I am coming out with this because i am hampered with a restriction to strands of TEX-ELZ wire for the primary......5 strands for each primary.....i cannot practically wind these primaries bifiar with each other, as you know, its too physically awkward to do that.
I appreciate that you yourself have access to other special materials, which you may well have developed yourself. To these, i dont have access.

push-pulls are a special case, they need low leak b/n primaries and b/n pri's and sec's ....

Thanks, i wont push this if OP isnt interested...but it would be interesting to know if the "pushpull with simple winding structure and flyback energy reclamation circuit" (of post #12) is workable or not. And if not, why not?

Thankyou treez and Easy peasy for the clarifications on Pushpull converter transformer design. Could you give a reference for the design in post #12.
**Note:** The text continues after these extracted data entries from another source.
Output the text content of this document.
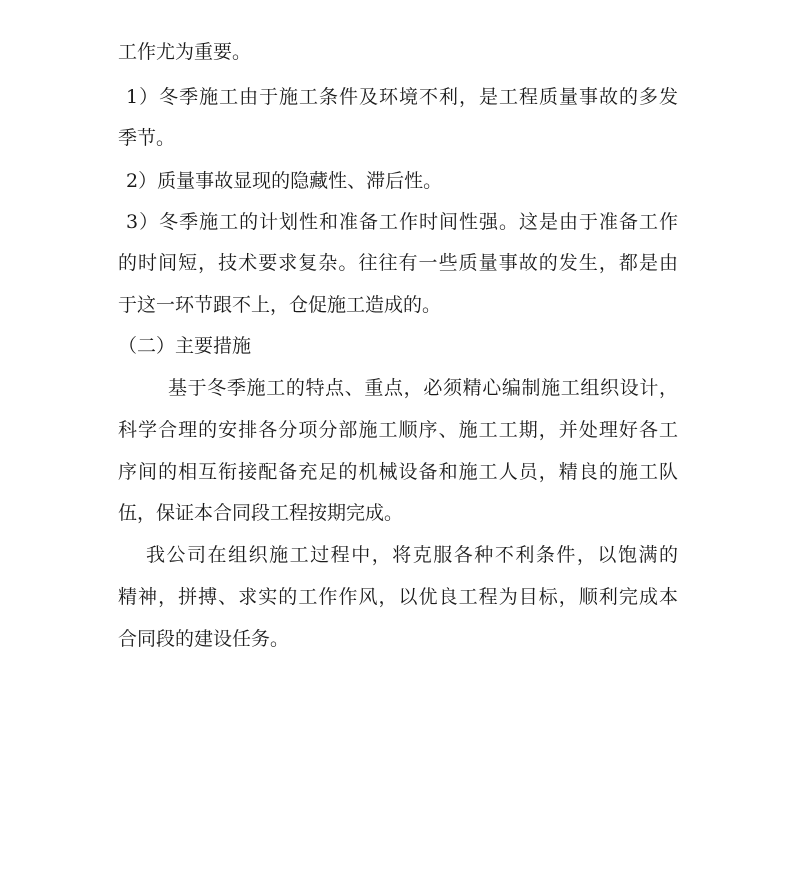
工作尤为重要。
1）冬季施工由于施工条件及环境不利，是工程质量事故的多发
季节。
2）质量事故显现的隐藏性、滞后性。
3）冬季施工的计划性和准备工作时间性强。这是由于准备工作
的时间短，技术要求复杂。往往有一些质量事故的发生，都是由
于这一环节跟不上，仓促施工造成的。
（二）主要措施
基于冬季施工的特点、重点，必须精心编制施工组织设计，
科学合理的安排各分项分部施工顺序、施工工期，并处理好各工
序间的相互衔接配备充足的机械设备和施工人员，精良的施工队
伍，保证本合同段工程按期完成。
我公司在组织施工过程中，将克服各种不利条件，以饱满的
精神，拼搏、求实的工作作风，以优良工程为目标，顺利完成本
合同段的建设任务。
The primary was mentioned as 5 turns for each half winding. The secondary for each half winding should be 100 right considering 1:20 Turns ratio .

The turns ratio for the pushpull in #12 is NP1 = 5, NP2 = 5 and NS = 114.
The excel doc in that post shows this.

There is only one secondary coil...because it uses a full wave rectifier output.
The secondary is made up of three series layers of 38 turns.

treez said:

The turns ratio for the pushpull in #12 is NP1 = 5, NP2 = 5 and NS = 114.
The excel doc in that post shows this.

There is only one secondary coil...because it uses a full wave rectifier output.
The secondary is made up of three series layers of 38 turns.

Click to expand...

Thankyou treez for the reply. I was considering centre tapped secondary. I didn't clarify in my original post.
This would mean that perhaps ETD 44 will not be able to satisfy fitting all the windings in case the transformer is centre tapped in both primary and secondary.

your output current is so low you wont need centre tapped sec.
The bobbin depth is 7.12mm
The total winding depth is 2 * 1.12mm + 3 * 0.718mm = 4.39mm
So there is room for a centre tapped secondary if you want.